Nancy Silverton’s L.A. restaurant Pizzeria Mozza celebrates unfussy, straightforward, focused food that uses fresh California produce. This upgraded grilled cheese by the 1990 F&W Best New Chef alum is filled with a charred sweet corn-studded blend of nutty English cheddar, sharp caciocavallo, and just enough mayonnaise to bind it all together.
Ingreadient
- 1 cup fresh corn kernels
- 3 ounces English-style cheddar cheese (such as Keen’s), shredded (about 3/4 cup)
- 1/2 cup mayonnaise
- 1 ounce caciocavallo cheese or provolone cheese, shredded (about 1/4 cup)

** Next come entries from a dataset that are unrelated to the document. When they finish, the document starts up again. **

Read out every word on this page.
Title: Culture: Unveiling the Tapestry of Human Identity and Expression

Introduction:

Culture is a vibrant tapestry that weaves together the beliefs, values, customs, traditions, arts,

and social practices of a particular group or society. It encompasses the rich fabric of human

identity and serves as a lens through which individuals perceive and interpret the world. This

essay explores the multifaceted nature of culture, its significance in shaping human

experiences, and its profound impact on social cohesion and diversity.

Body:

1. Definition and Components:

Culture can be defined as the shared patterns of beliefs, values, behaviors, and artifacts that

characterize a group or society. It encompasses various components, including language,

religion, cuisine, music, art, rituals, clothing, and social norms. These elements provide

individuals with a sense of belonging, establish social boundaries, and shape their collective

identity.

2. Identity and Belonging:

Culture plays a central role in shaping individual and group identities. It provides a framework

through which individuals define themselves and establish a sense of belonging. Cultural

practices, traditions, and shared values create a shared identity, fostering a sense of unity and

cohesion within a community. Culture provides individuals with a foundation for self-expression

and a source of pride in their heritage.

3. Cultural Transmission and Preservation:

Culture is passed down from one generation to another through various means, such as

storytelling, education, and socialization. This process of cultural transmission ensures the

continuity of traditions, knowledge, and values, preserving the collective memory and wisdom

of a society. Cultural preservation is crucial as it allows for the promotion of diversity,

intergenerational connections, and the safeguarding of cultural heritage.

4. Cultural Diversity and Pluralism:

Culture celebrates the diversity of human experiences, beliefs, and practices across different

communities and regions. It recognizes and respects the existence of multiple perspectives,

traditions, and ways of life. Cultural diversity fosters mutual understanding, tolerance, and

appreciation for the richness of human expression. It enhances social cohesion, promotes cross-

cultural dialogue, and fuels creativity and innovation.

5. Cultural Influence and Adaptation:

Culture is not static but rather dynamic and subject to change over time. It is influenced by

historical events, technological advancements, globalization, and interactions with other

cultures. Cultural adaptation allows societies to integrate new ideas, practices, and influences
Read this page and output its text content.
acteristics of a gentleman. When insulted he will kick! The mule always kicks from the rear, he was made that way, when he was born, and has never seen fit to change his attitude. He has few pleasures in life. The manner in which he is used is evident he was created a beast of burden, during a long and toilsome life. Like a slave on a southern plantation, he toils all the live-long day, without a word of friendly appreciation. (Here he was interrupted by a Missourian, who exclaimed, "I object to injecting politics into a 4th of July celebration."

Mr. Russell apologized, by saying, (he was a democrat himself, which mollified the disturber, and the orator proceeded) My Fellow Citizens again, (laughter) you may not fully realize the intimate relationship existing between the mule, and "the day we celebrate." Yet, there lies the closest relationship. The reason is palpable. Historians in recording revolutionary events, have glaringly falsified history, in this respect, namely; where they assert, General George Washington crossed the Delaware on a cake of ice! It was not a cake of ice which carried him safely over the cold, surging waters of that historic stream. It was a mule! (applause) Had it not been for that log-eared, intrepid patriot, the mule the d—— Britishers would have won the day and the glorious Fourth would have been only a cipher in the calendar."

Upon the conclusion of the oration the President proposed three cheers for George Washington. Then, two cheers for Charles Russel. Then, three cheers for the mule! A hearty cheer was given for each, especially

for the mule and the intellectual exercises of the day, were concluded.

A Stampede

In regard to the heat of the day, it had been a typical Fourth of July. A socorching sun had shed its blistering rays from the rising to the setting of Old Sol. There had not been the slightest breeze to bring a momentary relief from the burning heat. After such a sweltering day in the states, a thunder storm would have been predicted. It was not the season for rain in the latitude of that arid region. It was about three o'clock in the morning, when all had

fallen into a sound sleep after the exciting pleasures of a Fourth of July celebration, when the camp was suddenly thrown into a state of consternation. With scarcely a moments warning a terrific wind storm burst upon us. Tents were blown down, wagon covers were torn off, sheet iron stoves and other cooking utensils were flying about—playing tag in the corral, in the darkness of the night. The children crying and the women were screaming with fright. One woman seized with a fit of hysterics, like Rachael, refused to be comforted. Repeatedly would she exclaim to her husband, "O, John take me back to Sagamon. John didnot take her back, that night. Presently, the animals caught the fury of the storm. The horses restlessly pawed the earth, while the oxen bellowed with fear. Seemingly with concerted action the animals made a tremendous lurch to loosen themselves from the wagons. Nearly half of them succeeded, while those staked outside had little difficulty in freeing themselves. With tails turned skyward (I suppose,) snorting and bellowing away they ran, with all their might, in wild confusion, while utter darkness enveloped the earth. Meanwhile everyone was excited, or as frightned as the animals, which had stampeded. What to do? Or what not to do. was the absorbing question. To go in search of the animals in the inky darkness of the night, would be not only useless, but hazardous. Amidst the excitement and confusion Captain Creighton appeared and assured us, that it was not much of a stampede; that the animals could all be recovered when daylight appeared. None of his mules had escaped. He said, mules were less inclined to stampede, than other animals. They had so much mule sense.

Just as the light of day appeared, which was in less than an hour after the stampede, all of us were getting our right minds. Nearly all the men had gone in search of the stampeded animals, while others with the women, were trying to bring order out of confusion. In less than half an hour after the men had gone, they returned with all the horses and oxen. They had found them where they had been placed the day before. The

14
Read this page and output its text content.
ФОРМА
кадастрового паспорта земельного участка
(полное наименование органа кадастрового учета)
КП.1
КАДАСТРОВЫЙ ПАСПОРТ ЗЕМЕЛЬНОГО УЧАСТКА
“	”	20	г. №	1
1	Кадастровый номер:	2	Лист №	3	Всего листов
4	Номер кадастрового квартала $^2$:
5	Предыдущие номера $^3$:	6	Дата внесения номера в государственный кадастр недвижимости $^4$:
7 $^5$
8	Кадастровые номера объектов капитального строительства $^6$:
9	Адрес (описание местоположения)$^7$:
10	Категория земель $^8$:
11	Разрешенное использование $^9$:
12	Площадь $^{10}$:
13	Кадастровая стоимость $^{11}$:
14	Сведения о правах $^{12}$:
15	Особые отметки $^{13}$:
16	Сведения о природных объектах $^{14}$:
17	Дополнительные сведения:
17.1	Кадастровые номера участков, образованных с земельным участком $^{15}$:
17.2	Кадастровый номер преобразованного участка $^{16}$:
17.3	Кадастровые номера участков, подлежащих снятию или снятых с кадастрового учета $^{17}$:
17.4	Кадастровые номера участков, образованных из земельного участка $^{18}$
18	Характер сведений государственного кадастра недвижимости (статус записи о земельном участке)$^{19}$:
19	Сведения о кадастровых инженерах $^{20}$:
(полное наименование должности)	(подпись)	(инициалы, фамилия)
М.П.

- 1/4 cup finely chopped shallot
- 1/4 cup finely chopped scallions
- 1 medium-size jarred Calabrian chile, stemmed and finely chopped (about 2 teaspoons)
- 1 teaspoon kosher salt
- 1/2 teaspoon finely chopped garlic
- 6 tablespoons unsalted butter (3 ounces), softened
- 12 (1/3-inch-thick) sourdough bread slices
Direction
- Heat a large cast-iron skillet over medium-high until smoking. Add corn kernels, and cook, stirring occasionally, until tender and charred in spots, about 3 minutes. Transfer corn to a large bowl, and let cool 10 minutes. Wipe out skillet, and set aside.
- Add cheddar, mayonnaise, caciocavallo, shallot, scallions, chile, salt, and garlic to corn; stir to combine. Spread butter on one side of each bread slice. Place 6 bread slices, buttered sides down, on a piece of parchment paper, and top evenly with cheese mixture (about 1/3 cup each); spread cheese mixture in an even layer. Top with remaining bread slices, buttered sides up.
- Heat cast-iron skillet over medium. Working in batches, cook sandwiches until golden brown and toasted, 3 to 4 minutes per side. Serve immediately.